(Ottawa) En isolement pour les 14 prochains jours, le premier ministre a tenu à spécifier que son état de santé n’inspirait aucune crainte. Il a aussi annoncé qu'un programme de relance fiscale serait dévoilé bientôt.

Mélanie Marquis Mélanie Marquis
La Presse

« Je n’ai aucun symptôme, je me sens très bien », s’exprimant à l’extérieur de sa résidence de Rideau Cottage, où il sera confiné pour les deux prochaines semaines, concédant que l’isolement n’est « pas idéal » et « un peu frustrant », et parce que « nous sommes tous des êtres sociaux ».

Le premier ministre Justin Trudeau est en quarantaine préventive pour une période de 14 jours, après que sa femme Sophie Grégoire-Trudeau eut contracté la COVID-19. Elle avait commencé à ressentir des symptômes à son retour de Londres, au Royaume-Uni. « Ses symptômes demeurent légers », a relaté son mari au micro d'un lutrin installé devant la porte de sa demeure.

Invité à dire pourquoi lui-même ne se soumettait pas à un test de dépistage, il a plaidé que la santé publique ne faisait pas cette recommandation. Les experts sont d'avis que « tant et aussi longtemps que je n'aurai pas du tout de symptôme du coronavirus, ça ne sert à rien de me tester », a-t-il indiqué.
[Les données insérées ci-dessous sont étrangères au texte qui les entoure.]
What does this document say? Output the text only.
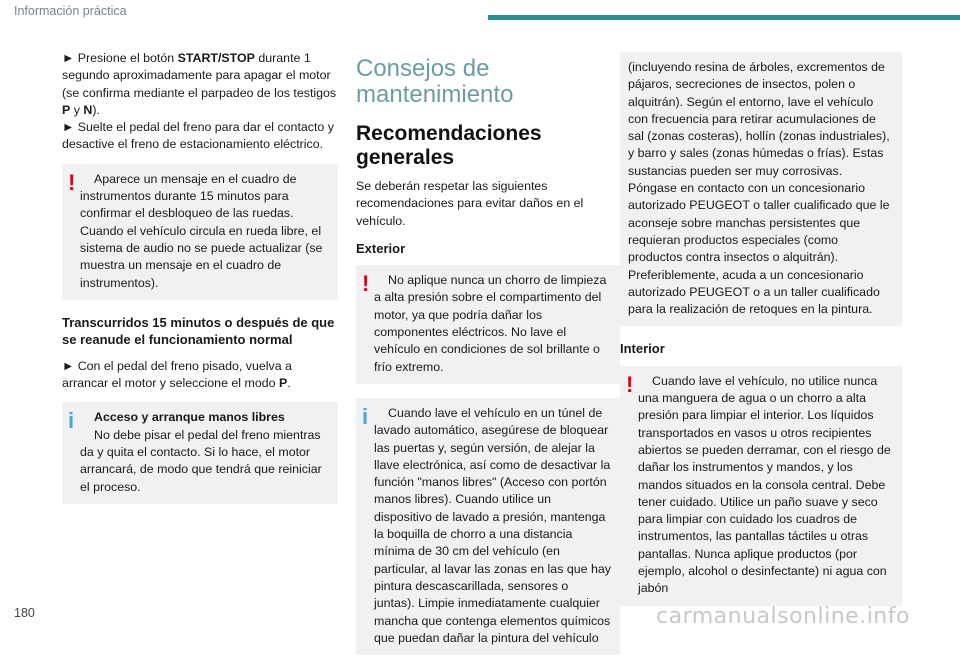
Información práctica

► Presione el botón START/STOP durante 1 segundo aproximadamente para apagar el motor (se confirma mediante el parpadeo de los testigos P y N).
► Suelte el pedal del freno para dar el contacto y desactive el freno de estacionamiento eléctrico.

!	Aparece un mensaje en el cuadro de instrumentos durante 15 minutos para confirmar el desbloqueo de las ruedas. Cuando el vehículo circula en rueda libre, el sistema de audio no se puede actualizar (se muestra un mensaje en el cuadro de instrumentos).

Transcurridos 15 minutos o después de que se reanude el funcionamiento normal

► Con el pedal del freno pisado, vuelva a arrancar el motor y seleccione el modo P.

i	Acceso y arranque manos libres

No debe pisar el pedal del freno mientras da y quita el contacto. Si lo hace, el motor arrancará, de modo que tendrá que reiniciar el proceso.

Consejos de mantenimiento

Recomendaciones generales

Se deberán respetar las siguientes recomendaciones para evitar daños en el vehículo.

Exterior

!	No aplique nunca un chorro de limpieza a alta presión sobre el compartimento del motor, ya que podría dañar los componentes eléctricos. No lave el vehículo en condiciones de sol brillante o frío extremo.

i	Cuando lave el vehículo en un túnel de lavado automático, asegúrese de bloquear las puertas y, según versión, de alejar la llave electrónica, así como de desactivar la función "manos libres" (Acceso con portón manos libres). Cuando utilice un dispositivo de lavado a presión, mantenga la boquilla de chorro a una distancia mínima de 30 cm del vehículo (en particular, al lavar las zonas en las que hay pintura descascarillada, sensores o juntas). Limpie inmediatamente cualquier mancha que contenga elementos químicos que puedan dañar la pintura del vehículo

(incluyendo resina de árboles, excrementos de pájaros, secreciones de insectos, polen o alquitrán). Según el entorno, lave el vehículo con frecuencia para retirar acumulaciones de sal (zonas costeras), hollín (zonas industriales), y barro y sales (zonas húmedas o frías). Estas sustancias pueden ser muy corrosivas. Póngase en contacto con un concesionario autorizado PEUGEOT o taller cualificado que le aconseje sobre manchas persistentes que requieran productos especiales (como productos contra insectos o alquitrán). Preferiblemente, acuda a un concesionario autorizado PEUGEOT o a un taller cualificado para la realización de retoques en la pintura.

Interior

!	Cuando lave el vehículo, no utilice nunca una manguera de agua o un chorro a alta presión para limpiar el interior. Los líquidos transportados en vasos u otros recipientes abiertos se pueden derramar, con el riesgo de dañar los instrumentos y mandos, y los mandos situados en la consola central. Debe tener cuidado. Utilice un paño suave y seco para limpiar con cuidado los cuadros de instrumentos, las pantallas táctiles u otras pantallas. Nunca aplique productos (por ejemplo, alcohol o desinfectante) ni agua con jabón

180	carmanualsonline.info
Sur le site de Santé Canada, il est écrit que « les personnes infectées par la COVID-19 peuvent n'avoir que peu ou pas de symptômes ». Jusqu'à présent, plus de 15 000 tests de dépistage ont été effectués à l'échelle du pays, et il y avait, en date de vendredi, 157 cas déclarés, a spécifié plus tôt l'administratrice en chef de la santé publique, la Dre Theresa Tam.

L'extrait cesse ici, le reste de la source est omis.